Se ho voglia di raccontare qualcosa, telefono a un’amica, scrivo una lettera,
mando un piccione”, poi ho ricordato a me stessa che tutta quella roba lì la
uso prevalentemente per lavoro. Ho quindi meditato di crearmi un profilo
farlocco come via d’accesso per i profili professionali, ma anche questa
soluzione è stata bocciata.
Ho spento modem
e telefonino per un intero fine settimana, e mi è salita l’ansia delle urgenze,
delle comunicazioni “vitali”.
Ora, è un fatto
che nutro una profonda gratitudine al mondo digitale, senza il quale non avrei
più avuto modo di svolgere il mio lavoro a tempo pieno (causa fobia sociale, agorafobia o quello che è), conoscere persone interessanti a cui voglio bene, fare la spesa online quando proprio non ce la facevo ad uscire. Quindi
ringrazio, ma non posso fare a meno di mettere su una bilancia il tempo dedicato
al virtuale con quello della vita reale. Inizialmente, anni fa, ritenevo abbattesse
i "tempi morti”, ad esempio quelli trascorsi in auto per andare e tornare da un
congresso o da un’intervista; ora mi mancano quelle ore a guardare i vari
panorami della città, magari fermandomi sotto casa di un’amica, suonarle il
campanello e fare due chiacchiere davanti a un tè.
Erano momenti
preziosi e mi parevano tempo perso.
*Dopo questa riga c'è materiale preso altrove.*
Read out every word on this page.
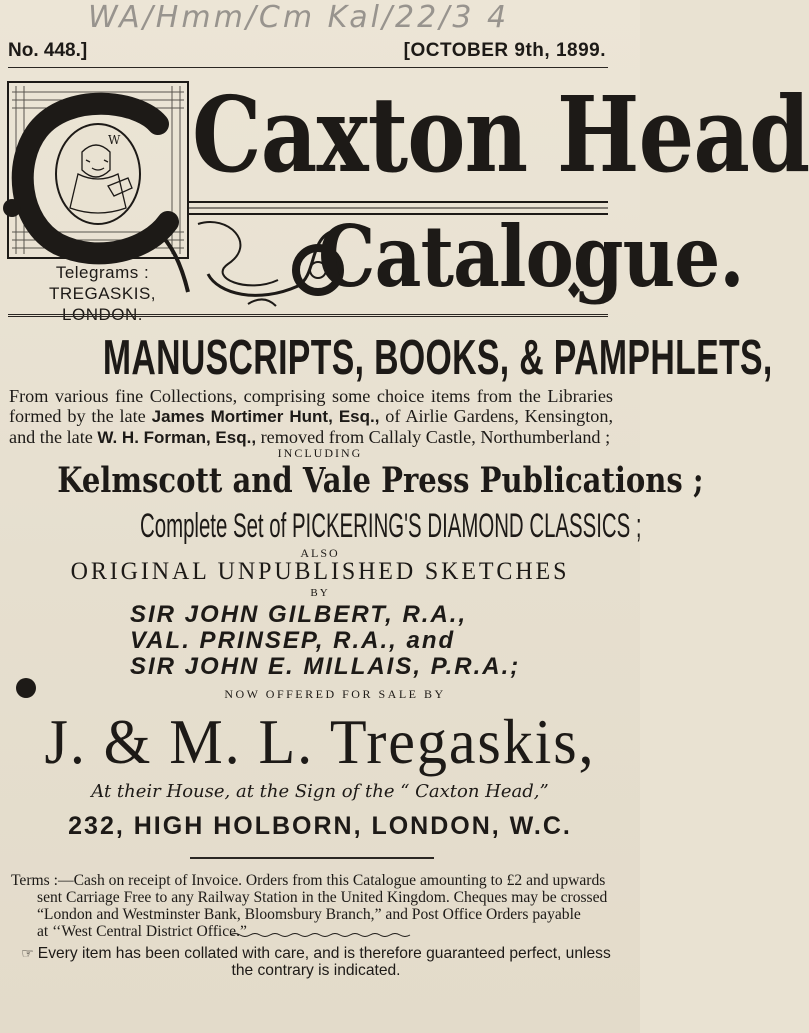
WA/Hmm/Cm Kal/22/3 4
No. 448.]	[OCTOBER 9th, 1899.
W Caxton Head
Catalogue.
Telegrams :
TREGASKIS, LONDON.
MANUSCRIPTS, BOOKS, & PAMPHLETS,
From various fine Collections, comprising some choice items from the Libraries formed by the late James Mortimer Hunt, Esq., of Airlie Gardens, Kensington, and the late W. H. Forman, Esq., removed from Callaly Castle, Northumberland ;
INCLUDING
Kelmscott and Vale Press Publications ;
Complete Set of PICKERING'S DIAMOND CLASSICS ;
ALSO
ORIGINAL UNPUBLISHED SKETCHES
BY
SIR JOHN GILBERT, R.A.,
VAL. PRINSEP, R.A., and
SIR JOHN E. MILLAIS, P.R.A.;
NOW OFFERED FOR SALE BY
J. & M. L. Tregaskis,
At their House, at the Sign of the “ Caxton Head,”
232, HIGH HOLBORN, LONDON, W.C.
Terms :—Cash on receipt of Invoice. Orders from this Catalogue amounting to £2 and upwards
sent Carriage Free to any Railway Station in the United Kingdom. Cheques may be crossed
“London and Westminster Bank, Bloomsbury Branch,” and Post Office Orders payable
at ‘‘West Central District Office.”
☞ Every item has been collated with care, and is therefore guaranteed perfect, unless
the contrary is indicated.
Adesso il tempo è scandito da avvisi
sonori, bip fastidiosi che annunciano l’inizio di qualcosa che non posso
perdermi: gli appuntamenti si accavallano, tutti trasmettono qualcosa in
diretta, e tocca farlo anche a me.
Ho sempre desiderato
farmi vedere e sentire il meno possibile, e mi ritrovo con la faccia tirata, a
sorridere non so a chi, in qualche diretta Zoom, Facebook, Instagram, YouTube e
chi più ne ha, più ne metta.
IO SONO
ANALOGICA! La mia mente è analogica, la mia generazione è analogica. Amo le
macchine per scrivere, i taccuini e le matite a mina morbida, la penna che mi
hanno regalato a Natale, lo stravaccamento sul divano ascoltando un vinile e
conversando con qualcuno in carne e ossa di cui posso osservare la mimica dell’intera
figura. Amo vedere chi mi vede.
Odia l’ansia
che mi genera dover partecipare a una diretta o il semplice non ricordare dove
ho posato il telefono. Fumo di più, spesso consumo i pasti davanti a uno schermo, avverto un
senso di solitudine che non mi appartiene.
Dov’è, qual è
la qualità della vita oggi? La pandemia ci ha ancora più esposti a questo
delirio. D’altra parte, come si potrebbero mantenere i contatti in epoca di
mascherine e distanziamento? Quello che mi chiedo è: quando il Covid non sarà
più un problema, riusciremo a tornare alla vita di prima?
Boh. Ciò che so
è che durante le due conferenze in simultanea, ho sentito quasi nulla perché la
mente mi ha portato altrove. Nello specifico mi sono ritrovata in una casa vista sul sito di un’agenzia immobiliare: entroterra ligure, in alto, interni
orientaleggianti con tanto rosso che mi piace, da ristrutturare, piccina ma uno o due amici li potrei ospitare a vita (con cani, gatti, eccetera; ci si stringe un po', che ci vuole?), da una finestra si vede una
fetta di mare, poi bosco… a mio parere, lì non c’è campo, il telefono arriverà
a una tacca, internet faticherà.
Desidero che nella mia vita ci sia qualità, desidero tornare me stessa: analogica.
P.S. Ho iniziato anche io a contare i like... fa tristezza. Finirò per volermi bene in proporzione ai pollici alzati?